General guidance for using this data set

Interpreting data variation over time and geography

As noted in the Data considerations and limitations sections (under each of the source data sets) in this report, there are a range of factors that can cause variation in counts and rates for given data items over time and across or between jurisdictions. Causal links cannot be determined without further detailed analysis. Some of the factors that may lead to variation in the data are listed below.

Fundamental factors include:

  • changes/differences in population demographic profiles
  • policy shifts (for example, the introduction of the Better Access Scheme for MBS mental health services; changing PBS medication restriction levels and definitions of the eligible population) 
  • changes in disease prevalence, health characteristics or treatment options
  • changing markets for health service provision
  • seasonality, for example:
    • changes in incidence of illness (for example, respiratory infections during winter, ‘back-to-school asthma’)
    • impact of public holidays on demand/ supply of health services
    • policy-induced changes (for example, the increase in PBS prescriptions filled towards the end of the calendar year associated with the PBS safety net policy)
  • natural volatility.

Methodological factors include:

  • changes/differences in diagnosis coding schemas and practices adopted by different jurisdictions or hospitals at different times
  • changes in data scope (for example, the scope of the PBS collection expanded to capture under co-payment scripts on 1 April 2012)
  • the application of mapping files to construct 2016 ASGS SA4 geography.

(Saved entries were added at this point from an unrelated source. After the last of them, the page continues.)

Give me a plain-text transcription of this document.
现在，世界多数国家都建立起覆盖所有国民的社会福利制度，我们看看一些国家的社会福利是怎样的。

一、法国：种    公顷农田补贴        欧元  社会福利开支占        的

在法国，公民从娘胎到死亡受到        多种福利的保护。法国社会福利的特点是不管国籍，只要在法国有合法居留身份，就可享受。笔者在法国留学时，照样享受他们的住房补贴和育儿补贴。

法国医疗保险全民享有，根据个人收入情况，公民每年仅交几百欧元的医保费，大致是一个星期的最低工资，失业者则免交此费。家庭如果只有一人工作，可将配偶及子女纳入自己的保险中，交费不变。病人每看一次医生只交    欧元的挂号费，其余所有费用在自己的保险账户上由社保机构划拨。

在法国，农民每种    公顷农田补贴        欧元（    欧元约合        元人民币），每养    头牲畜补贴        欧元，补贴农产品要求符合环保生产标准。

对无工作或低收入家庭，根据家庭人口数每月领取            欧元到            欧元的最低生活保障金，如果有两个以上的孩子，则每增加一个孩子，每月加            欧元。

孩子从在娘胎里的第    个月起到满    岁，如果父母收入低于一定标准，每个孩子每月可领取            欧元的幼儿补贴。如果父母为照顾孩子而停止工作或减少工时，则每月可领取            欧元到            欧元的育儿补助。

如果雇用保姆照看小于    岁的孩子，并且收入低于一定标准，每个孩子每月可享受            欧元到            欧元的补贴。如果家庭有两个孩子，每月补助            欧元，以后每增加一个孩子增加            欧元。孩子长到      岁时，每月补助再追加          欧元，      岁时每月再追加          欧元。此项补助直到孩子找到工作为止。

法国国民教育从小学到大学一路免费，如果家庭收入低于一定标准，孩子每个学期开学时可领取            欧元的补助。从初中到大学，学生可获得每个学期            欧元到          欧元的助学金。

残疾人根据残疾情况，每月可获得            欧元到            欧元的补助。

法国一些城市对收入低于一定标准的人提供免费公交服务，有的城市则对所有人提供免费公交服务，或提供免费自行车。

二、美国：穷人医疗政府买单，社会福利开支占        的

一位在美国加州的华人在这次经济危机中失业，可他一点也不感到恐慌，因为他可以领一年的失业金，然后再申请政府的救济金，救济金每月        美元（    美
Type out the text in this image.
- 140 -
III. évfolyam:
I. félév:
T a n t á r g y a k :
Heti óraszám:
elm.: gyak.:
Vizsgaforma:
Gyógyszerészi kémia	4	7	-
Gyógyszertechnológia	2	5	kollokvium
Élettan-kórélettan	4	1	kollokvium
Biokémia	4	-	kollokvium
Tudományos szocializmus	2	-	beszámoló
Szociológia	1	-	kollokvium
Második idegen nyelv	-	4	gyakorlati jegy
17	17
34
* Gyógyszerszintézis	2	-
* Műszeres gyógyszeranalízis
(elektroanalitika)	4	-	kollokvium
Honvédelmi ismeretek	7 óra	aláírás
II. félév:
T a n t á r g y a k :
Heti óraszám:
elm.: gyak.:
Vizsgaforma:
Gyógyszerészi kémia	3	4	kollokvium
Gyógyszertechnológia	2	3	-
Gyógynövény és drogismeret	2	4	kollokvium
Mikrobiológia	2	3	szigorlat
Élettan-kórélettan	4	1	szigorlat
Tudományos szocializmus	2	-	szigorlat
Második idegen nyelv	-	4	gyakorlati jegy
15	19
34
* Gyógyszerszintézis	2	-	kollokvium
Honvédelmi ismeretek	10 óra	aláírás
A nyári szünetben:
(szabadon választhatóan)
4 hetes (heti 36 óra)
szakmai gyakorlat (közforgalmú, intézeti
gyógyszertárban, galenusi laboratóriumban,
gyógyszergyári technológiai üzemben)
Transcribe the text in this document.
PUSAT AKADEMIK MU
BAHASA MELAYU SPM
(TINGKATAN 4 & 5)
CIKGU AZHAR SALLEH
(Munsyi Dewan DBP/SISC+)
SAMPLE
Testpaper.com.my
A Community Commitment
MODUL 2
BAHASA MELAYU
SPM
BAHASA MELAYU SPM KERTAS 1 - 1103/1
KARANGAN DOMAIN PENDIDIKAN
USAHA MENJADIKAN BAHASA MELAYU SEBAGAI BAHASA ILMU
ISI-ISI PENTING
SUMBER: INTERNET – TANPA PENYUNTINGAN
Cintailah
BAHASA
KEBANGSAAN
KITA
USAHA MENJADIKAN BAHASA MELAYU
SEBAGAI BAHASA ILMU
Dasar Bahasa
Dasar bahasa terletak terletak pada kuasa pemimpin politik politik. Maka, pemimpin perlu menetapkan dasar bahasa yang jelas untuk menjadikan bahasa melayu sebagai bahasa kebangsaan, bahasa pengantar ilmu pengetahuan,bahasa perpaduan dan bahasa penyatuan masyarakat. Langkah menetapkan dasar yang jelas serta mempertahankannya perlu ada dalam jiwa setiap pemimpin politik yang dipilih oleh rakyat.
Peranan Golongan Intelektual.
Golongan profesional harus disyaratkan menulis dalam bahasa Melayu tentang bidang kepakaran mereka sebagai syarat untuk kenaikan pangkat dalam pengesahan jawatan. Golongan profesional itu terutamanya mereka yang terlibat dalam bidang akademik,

Additionally, intermittent shocks (for example, natural disasters – but also, events such as the COVID-19 outbreak) can cause effects which can vary across time and geographically, and can affect policies, practices or service use/ access.

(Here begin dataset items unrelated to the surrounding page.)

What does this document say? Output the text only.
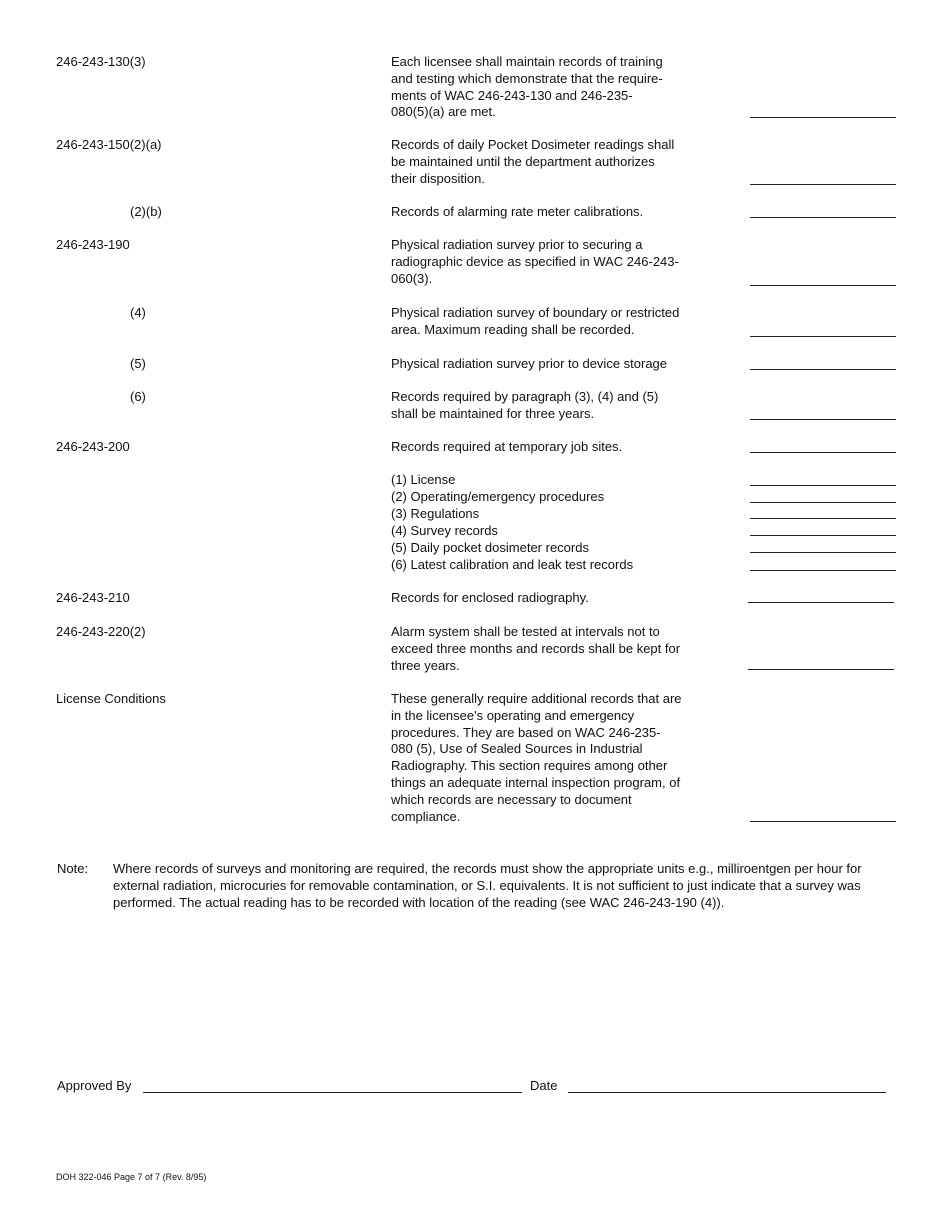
246-243-130(3)	Each licensee shall maintain records of training
and testing which demonstrate that the require-
ments of WAC 246-243-130 and 246-235-
080(5)(a) are met.
246-243-150(2)(a)	Records of daily Pocket Dosimeter readings shall
be maintained until the department authorizes
their disposition.
(2)(b)	Records of alarming rate meter calibrations.
246-243-190	Physical radiation survey prior to securing a
radiographic device as specified in WAC 246-243-
060(3).
(4)	Physical radiation survey of boundary or restricted
area. Maximum reading shall be recorded.
(5)	Physical radiation survey prior to device storage
(6)	Records required by paragraph (3), (4) and (5)
shall be maintained for three years.
246-243-200	Records required at temporary job sites.
(1) License
(2) Operating/emergency procedures
(3) Regulations
(4) Survey records
(5) Daily pocket dosimeter records
(6) Latest calibration and leak test records
246-243-210	Records for enclosed radiography.
246-243-220(2)	Alarm system shall be tested at intervals not to
exceed three months and records shall be kept for
three years.
License Conditions	These generally require additional records that are
in the licensee's operating and emergency
procedures. They are based on WAC 246-235-
080 (5), Use of Sealed Sources in Industrial
Radiography. This section requires among other
things an adequate internal inspection program, of
which records are necessary to document
compliance.
Note: Where records of surveys and monitoring are required, the records must show the appropriate units e.g., milliroentgen per hour for external radiation, microcuries for removable contamination, or S.I. equivalents. It is not sufficient to just indicate that a survey was performed. The actual reading has to be recorded with location of the reading (see WAC 246-243-190 (4)).
Approved By	Date
DOH 322-046 Page 7 of 7 (Rev. 8/95)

Impact of COVID-19 on health service use

The COVID-19 outbreak led to significant shifts in many data series – and these were both fundamental and methodological in nature. For example, there were shifts in demand for different types of health services (for instance, due to lockdowns, and associated changes in the profile of disease), the delivery of health services changed considerably (for instance, with greater use of telehealth, prescription stockpiling), and relatedly in some cases, new codes were introduced to reflect the evolved health system. For further information on the impact of COVID-19 on service use, see:

Implications for research design

This data set, due to its innate structure, lends itself to particular research methods. 

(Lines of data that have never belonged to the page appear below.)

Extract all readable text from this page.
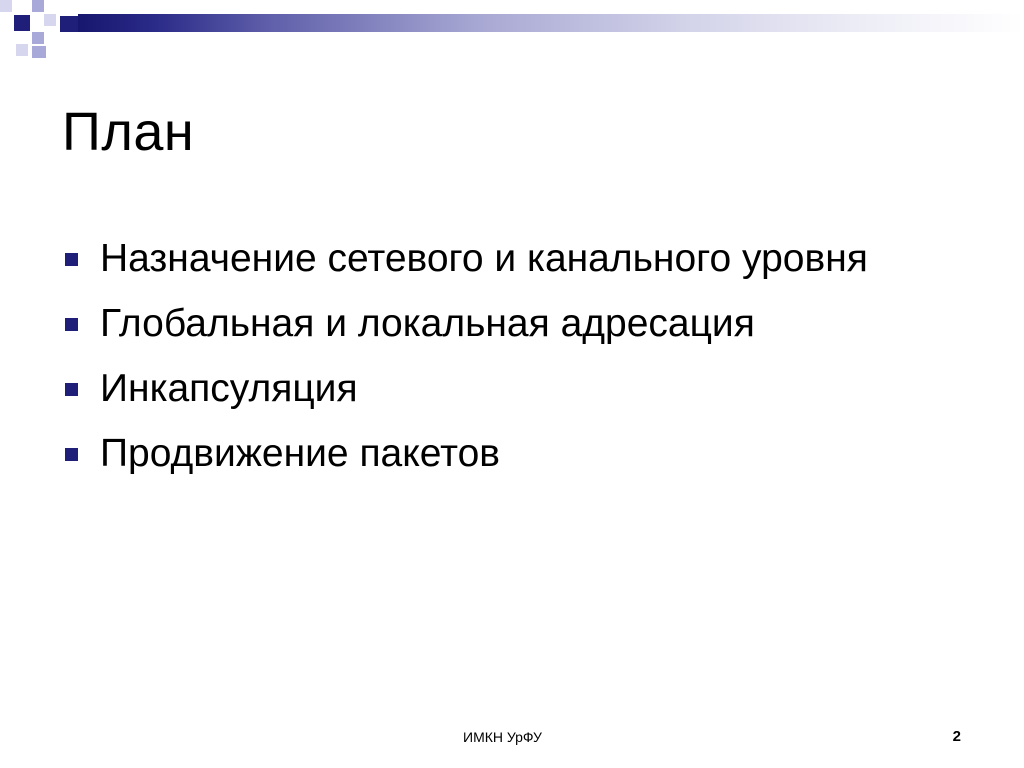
План
Назначение сетевого и канального уровня
Глобальная и локальная адресация
Инкапсуляция
Продвижение пакетов
ИМКН УрФУ	2
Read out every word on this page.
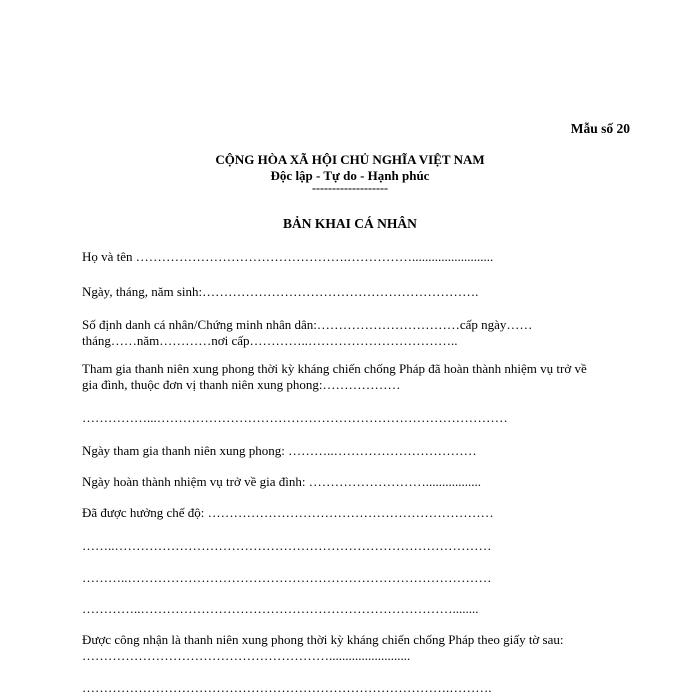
Mẫu số 20
CỘNG HÒA XÃ HỘI CHỦ NGHĨA VIỆT NAM
Độc lập - Tự do - Hạnh phúc
-------------------
BẢN KHAI CÁ NHÂN
Họ và tên ………………………………………….…………….........................
Ngày, tháng, năm sinh:……………………………………………………….
Số định danh cá nhân/Chứng minh nhân dân:……………………………cấp ngày……
tháng……năm…………nơi cấp…………..……………………………..
Tham gia thanh niên xung phong thời kỳ kháng chiến chống Pháp đã hoàn thành nhiệm vụ trở về
gia đình, thuộc đơn vị thanh niên xung phong:………………
……………...………………………………………………………………………
Ngày tham gia thanh niên xung phong: ………..……………………………
Ngày hoàn thành nhiệm vụ trở về gia đình: ……………………….................
Đã được hưởng chế độ: …………………………………………………………
……..……………………………………………………………………………
………..…………………………………………………………………………
…………..………………………………………………………………........
Được công nhận là thanh niên xung phong thời kỳ kháng chiến chống Pháp theo giấy tờ sau:
………………………………………………….........................
………………………………………………………………………….……….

For example, some empirical methods attempt to exploit the panel aspect of data – analysing variation across both geographical and temporal dimensions. These methods might allow researchers to attribute shifts in health service use in particular locations at particular times to environmental events, through assessing the extent to which evident trends and volatility in affected areas are also evident in unaffected areas. However, issues around the quality of the data (including its geolocation), and the comparability of the data over time and geography (as discussed throughout these notes) will need to be taken into consideration. Additionally, the aggregation of data to a weekly time period by SA4 geography will need to be considered in interpreting any results (for example, in interpreting estimates of the magnitude of changes in service use associated with environmental exposures).

In the context of bushfires, research might also benefit from a consideration of other factors (such as extreme heat), which are temporally and geographically correlated with bushfire, and which could separately impact health service use.

There are limitations to the utility of these data in assessing longer-term impacts of bushfire on health and health service use. For example, this data set would not facilitate a cohort study (following particular individuals over time). It reflects service use counts, rather than individuals. Moreover, since people tend to relocate over time, the correlation between an individual's recorded place of residence and the likelihood they were exposed to an historical environmental event in that place, declines the longer the time lag since the event occurred.